The effects and prognosis of longstanding subfoveal PFCL retention are unknown. Available reports describe the consequences of retention of less than a few months’ duration as most authors perform or recommend early removal of subfoveal PFCL to improve vision and prevent foveal toxicity.2,3 The toxicity profile of subretinal PFCL, however, has not been well established. In animal models, short-term exposure to subretinal PFCL has resulted in damage to the overlying retina in some studies4 but not in others.5 Clinical reports on short-term subfoveal PFCL retention have been additionally varied in their conclusions; some indicate severe and early retinal pigment epithelium (RPE) damage and poor outcome;3 others demonstrate relative short-term stability of the subfoveal PFCL bubble and visual acuity. Visual improvement after subfoveal PFCL removal has also been inconsistent.2,3
Entrapment of PFCL in the subretinal space is a complication that may be encountered in vitreoretinal surgeries.6 Regarding management, if PFCL is trapped under the retina out of the macular area, sometimes conservative management is recommended. In the submacular area, removal of subretinal PFCL is mandatory to prevent complications.7 In such cases; one of the suggested methods for treatment is YAG laser retinotomy of the overlying retina. We used this procedure in one of the cases; however, despite proper positioning, the PFCL bubble was not drained and had to be drained surgically using 25-gauge vitrectomy instrumentation through active suction in both cases.

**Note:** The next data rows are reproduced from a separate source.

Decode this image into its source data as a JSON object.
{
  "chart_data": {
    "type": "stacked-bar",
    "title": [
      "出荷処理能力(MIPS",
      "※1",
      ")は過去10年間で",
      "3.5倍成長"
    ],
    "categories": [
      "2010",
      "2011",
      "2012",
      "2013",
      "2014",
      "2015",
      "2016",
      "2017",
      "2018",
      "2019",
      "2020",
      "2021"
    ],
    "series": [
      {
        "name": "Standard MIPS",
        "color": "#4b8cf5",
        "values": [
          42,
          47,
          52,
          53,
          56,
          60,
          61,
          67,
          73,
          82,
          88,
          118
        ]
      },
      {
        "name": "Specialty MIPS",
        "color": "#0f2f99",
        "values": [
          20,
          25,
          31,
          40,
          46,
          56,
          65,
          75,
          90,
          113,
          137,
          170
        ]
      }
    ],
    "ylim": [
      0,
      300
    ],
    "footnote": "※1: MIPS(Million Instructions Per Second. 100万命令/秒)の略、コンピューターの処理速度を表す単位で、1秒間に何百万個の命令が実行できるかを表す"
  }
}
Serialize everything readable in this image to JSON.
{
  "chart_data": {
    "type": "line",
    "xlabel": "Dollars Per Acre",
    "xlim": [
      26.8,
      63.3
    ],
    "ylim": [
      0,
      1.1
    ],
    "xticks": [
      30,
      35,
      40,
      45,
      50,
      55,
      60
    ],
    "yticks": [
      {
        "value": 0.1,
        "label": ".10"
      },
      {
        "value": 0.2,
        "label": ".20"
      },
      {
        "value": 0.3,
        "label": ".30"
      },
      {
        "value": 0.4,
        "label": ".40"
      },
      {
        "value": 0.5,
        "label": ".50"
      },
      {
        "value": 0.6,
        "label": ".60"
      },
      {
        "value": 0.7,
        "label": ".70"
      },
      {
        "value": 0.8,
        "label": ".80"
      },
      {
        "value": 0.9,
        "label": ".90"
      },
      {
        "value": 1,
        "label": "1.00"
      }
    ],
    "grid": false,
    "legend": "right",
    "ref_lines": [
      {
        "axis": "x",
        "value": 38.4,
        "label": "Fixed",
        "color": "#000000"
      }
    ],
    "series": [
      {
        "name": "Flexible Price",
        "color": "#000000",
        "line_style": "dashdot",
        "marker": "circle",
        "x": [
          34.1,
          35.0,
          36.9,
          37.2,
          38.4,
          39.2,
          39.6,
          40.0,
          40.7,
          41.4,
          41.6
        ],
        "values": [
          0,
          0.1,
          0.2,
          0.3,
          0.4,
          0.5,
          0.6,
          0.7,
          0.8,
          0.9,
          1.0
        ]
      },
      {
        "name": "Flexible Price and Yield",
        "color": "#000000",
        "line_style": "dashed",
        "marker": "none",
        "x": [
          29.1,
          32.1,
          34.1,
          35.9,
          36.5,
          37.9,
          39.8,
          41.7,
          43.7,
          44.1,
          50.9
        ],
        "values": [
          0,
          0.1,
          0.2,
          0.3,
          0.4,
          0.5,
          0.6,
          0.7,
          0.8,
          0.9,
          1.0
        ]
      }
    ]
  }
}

SD-OCT features of trapped submacular PFCL bubbles have not been reported yet. In a previously published report, Le Tien et al. reported good functional results after surgical displacement of retained subfoveal PFCL in three cases.8 They reported Stratus OCT features of subfoveal PFCL in one of their patients; however, use of this time-domain machine has its limitations including lower image resolution. In this report, we examined the SD-OCT images from two cases with PFCL trapped under the fovea. These images provided interesting information about the microstructural morphology of the RPE, sensory retina, and the border between the PFCL bubble and the RPE-choriocapillaris complex. A trapped subretinal PFCL bubble may induce severe RPE and neurosensory retinal damage, which in both of our patients was evident clinically by RPE pigment derangement and also by SD-OCT. SD-OCT disclosed a hyperreflective band in the border between the PFCL bubble and the RPE–choriocapillaris complex and disruption of both the external limiting membrane (ELM) backreflection line and also reflectivity of the photoreceptor inner and outer segment (IS/OS) junction. One explanation for the presence of the hyprerreflective band between the PFCL bubble and the RPE–choriocapillaris complex can be RPE loss due to PFCL toxicity as was shown by fundus photography and resulted in increased reflectivity of the choriocapillaris. An alternate explanation for this hyperreflective band may be an optical phenomenon at the interface between two media with different refractive indices (PFCL and choroid). Similarly, another less likely possibility for the absence of ELM in the OCT may not be a real histologic disruption but rather its compression into the thin and stretched retina above the PFCL bubble. With the use of SD-OCT, more precise morphologic changes of the RPE and sensory retina can be detected, allowing the identification of early subclinical structural changes and early removal of PFCL to prevent permanent structural damage and visual loss in such cases.